Slava Paperno: Was the KGB interested in your relationship with Andy?
G.N. Lepeshkin: No, no.
Paperno: No? Nobody ever asked?
Lepeshkin: Nope. We had a good relationship, and they never asked about it.
Paperno: You had a good relationship with the KGB or with Andy?
Lepeshkin: No, with Andy.
Paperno: And the KGB wasn't interested.
Lepeshkin: Why should they be interested? So somebody comes to visit...
Paperno: A foreigner comes to visit...
Lepeshkin: So what? This was Kazakhstan, they had a completely different attitude toward people there. In Kazakhstan the KGB helped us to work with foreigners. They didn't put up obstacles. In other words, they did their job, but they always, when there were... if you came... I had a deputy from the KGB, a lieutenant colonel named Syzdykov, a very good man. And all this was open there, we didn't have any secrets. We would say: "Some foreigners are coming, here's the work plan." A plan would be drawn up for receiving them and for what we were going to do, this, that and that. In short, we had a very good relationship with them.
Paperno: Not at all like the Soviet KGB?
Lepeshkin: Yes, the system here is completely different. Russia has a different system.
Paperno: Can you talk about it?
Lepeshkin: Well, how am I going to talk about it if I basically don't have any contact with them.
Paperno: With the Soviet KGB?
Lepeshkin: Right.
Paperno: But they, they... Did they have their own man at your plant?
Lepeshkin: When I was working in Kirov, there. Are we talking about Kirov? Or what?
Paperno: About either place, it doesn't matter...

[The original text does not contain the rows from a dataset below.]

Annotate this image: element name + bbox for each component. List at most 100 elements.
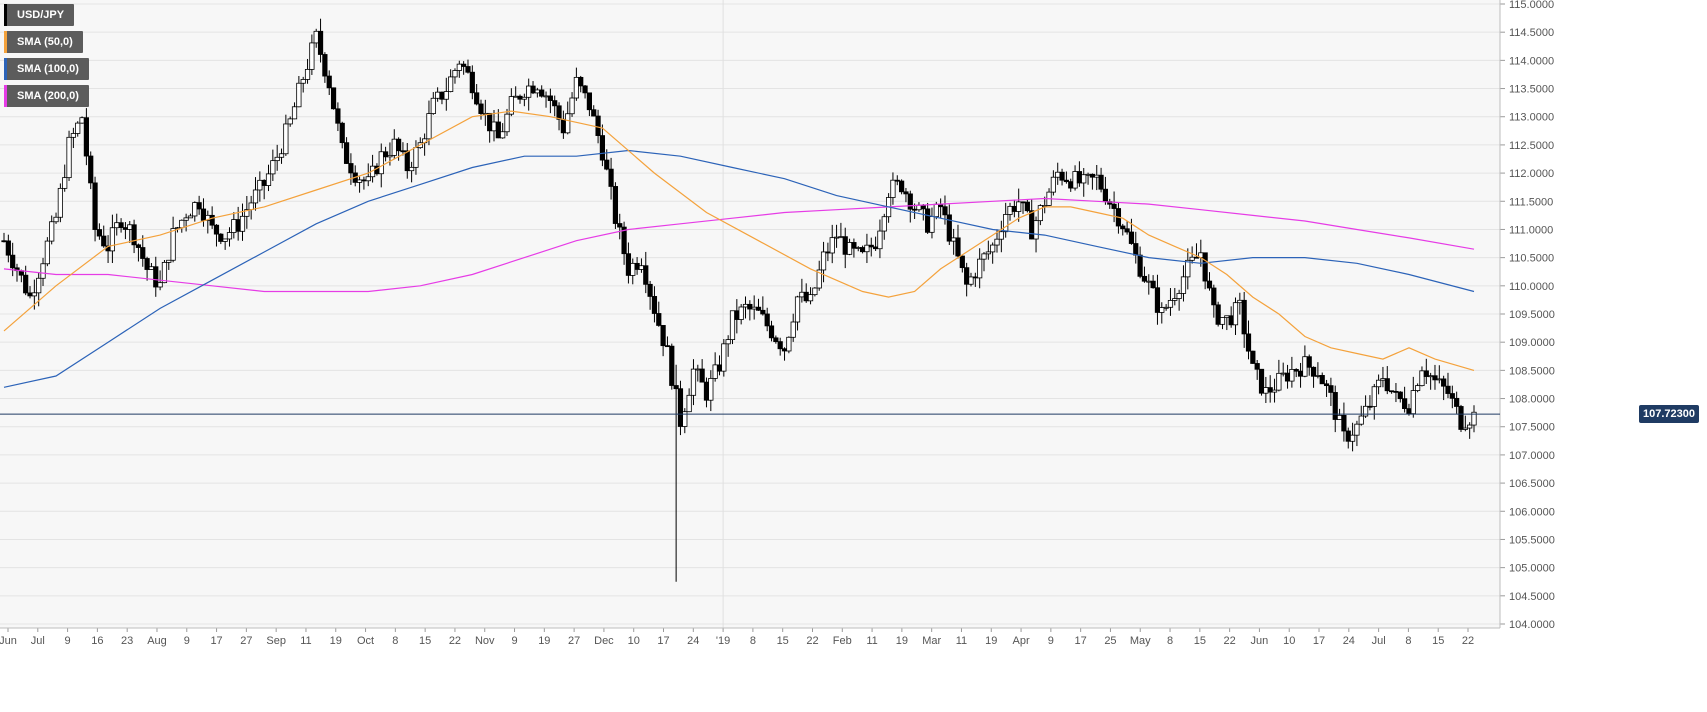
candle-body <box>1167 300 1174 308</box>
candle-body <box>578 76 584 87</box>
candle-body <box>1354 423 1360 436</box>
candle-body <box>942 206 948 216</box>
candle-body <box>1154 287 1161 313</box>
legend-swatch-sma50 <box>4 31 7 53</box>
candle-body <box>677 388 684 427</box>
candle-body <box>820 251 827 271</box>
candle-body <box>521 96 527 100</box>
candle-body <box>161 261 168 284</box>
x-tick-label: 15 <box>1432 635 1444 647</box>
candle-body <box>660 325 666 347</box>
candle-body <box>586 92 592 111</box>
candle-body <box>539 89 545 97</box>
candle-body <box>543 95 549 98</box>
candle-body <box>864 244 870 253</box>
candle-body <box>768 325 775 339</box>
candle-body <box>894 179 900 182</box>
candle-body <box>573 76 579 99</box>
candle-body <box>1102 188 1109 203</box>
candle-body <box>1202 252 1208 282</box>
candle-body <box>1436 378 1442 381</box>
legend-item-sma50[interactable]: SMA (50,0) <box>4 31 83 53</box>
x-tick-label: Oct <box>357 635 374 647</box>
x-tick-label: Mar <box>922 635 941 647</box>
candle-body <box>751 306 757 310</box>
legend-item-sma100[interactable]: SMA (100,0) <box>4 58 89 80</box>
legend-item-usdjpy[interactable]: USD/JPY <box>4 4 75 26</box>
candle-body <box>1393 390 1399 393</box>
candle-body <box>1462 427 1468 430</box>
candle-body <box>66 136 72 179</box>
candle-body <box>209 214 215 226</box>
candle-body <box>1315 375 1321 377</box>
candle-body <box>313 30 319 44</box>
candle-body <box>1089 173 1096 178</box>
candle-body <box>964 267 970 285</box>
x-tick-label: Jul <box>1372 635 1386 647</box>
candle-body <box>972 276 978 279</box>
candle-body <box>912 208 918 211</box>
candle-body <box>1042 205 1048 207</box>
candle-body <box>1055 171 1061 178</box>
candle-body <box>1332 392 1338 420</box>
y-tick-label: 112.0000 <box>1509 168 1554 180</box>
candle-body <box>560 118 566 134</box>
candle-body <box>1419 370 1425 387</box>
y-tick-label: 107.5000 <box>1509 422 1555 434</box>
candle-body <box>716 364 723 372</box>
candles <box>1 18 1477 582</box>
candle-body <box>1241 299 1247 335</box>
x-tick-label: 22 <box>449 635 461 647</box>
candle-body <box>114 222 120 229</box>
candle-body <box>530 85 536 94</box>
candle-body <box>781 348 788 352</box>
candle-body <box>881 216 887 232</box>
candle-body <box>1024 201 1030 212</box>
candle-body <box>1284 372 1291 382</box>
x-tick-label: 11 <box>866 635 877 647</box>
legend-swatch-usdjpy <box>4 4 7 26</box>
candle-body <box>1011 205 1017 212</box>
x-tick-label: 17 <box>1313 635 1325 647</box>
candle-body <box>1358 415 1364 425</box>
sma-50-line <box>3 110 1475 371</box>
candle-body <box>75 122 81 134</box>
candle-body <box>1380 378 1386 381</box>
candle-body <box>1 240 7 243</box>
candle-body <box>1328 385 1334 393</box>
x-tick-label: 25 <box>1104 635 1116 647</box>
y-tick-label: 111.5000 <box>1509 196 1553 208</box>
x-tick-label: Feb <box>833 635 852 647</box>
x-tick-label: 19 <box>896 635 908 647</box>
candle-body <box>1428 375 1434 378</box>
y-tick-label: 114.0000 <box>1509 55 1554 67</box>
candle-body <box>699 368 705 383</box>
legend-item-sma200[interactable]: SMA (200,0) <box>4 85 89 107</box>
candle-body <box>599 135 606 161</box>
y-tick-label: 113.5000 <box>1509 84 1554 96</box>
candle-body <box>872 246 879 250</box>
candle-body <box>257 179 263 191</box>
candle-body <box>946 214 952 242</box>
candle-body <box>1263 387 1269 394</box>
candle-body <box>1137 254 1143 277</box>
candle-body <box>36 277 42 294</box>
candle-body <box>166 259 172 263</box>
candle-body <box>148 266 155 270</box>
candle-body <box>23 274 29 294</box>
candle-body <box>196 202 202 210</box>
x-tick-label: 8 <box>392 635 398 647</box>
candle-body <box>10 254 16 269</box>
candle-body <box>361 179 367 182</box>
x-tick-label: 22 <box>1462 635 1474 647</box>
candle-body <box>131 224 137 246</box>
y-tick-label: 113.0000 <box>1509 112 1554 124</box>
candle-body <box>101 235 107 247</box>
candle-body <box>83 117 89 157</box>
candle-body <box>1367 405 1373 408</box>
candle-body <box>5 240 11 256</box>
candle-body <box>1402 398 1408 410</box>
x-tick-label: 22 <box>806 635 818 647</box>
candle-body <box>773 337 779 343</box>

Lepeshkin: When I was working, I am going to talk about Stepnogorsk. When I was working in Stepnogorsk, we had a deputy director for security who was a KGB lieutenant colonel, Zhumagalis Syzdykovich Syzdykov. He was responsible for security, for secure operations among personnel. So that no state secrets got out. And he strictly followed those rules. These were normal operations for a high-security enterprise. Every high-security enterprise has a man who is responsible for this. That man in our case was Syzdykov.
When the Soviet Union broke up, and foreign delegations started coming to visit, the first time was in '95. Then in '96 everyone started coming fairly often. We... We always informed those security agencies. By then it was called the KNB, the National Security Committee, but that didn't change the essence of the matter. And we worked very closely with them, no obstacles were put in our way. So when you say, how did they react then, I say, their reaction was fine.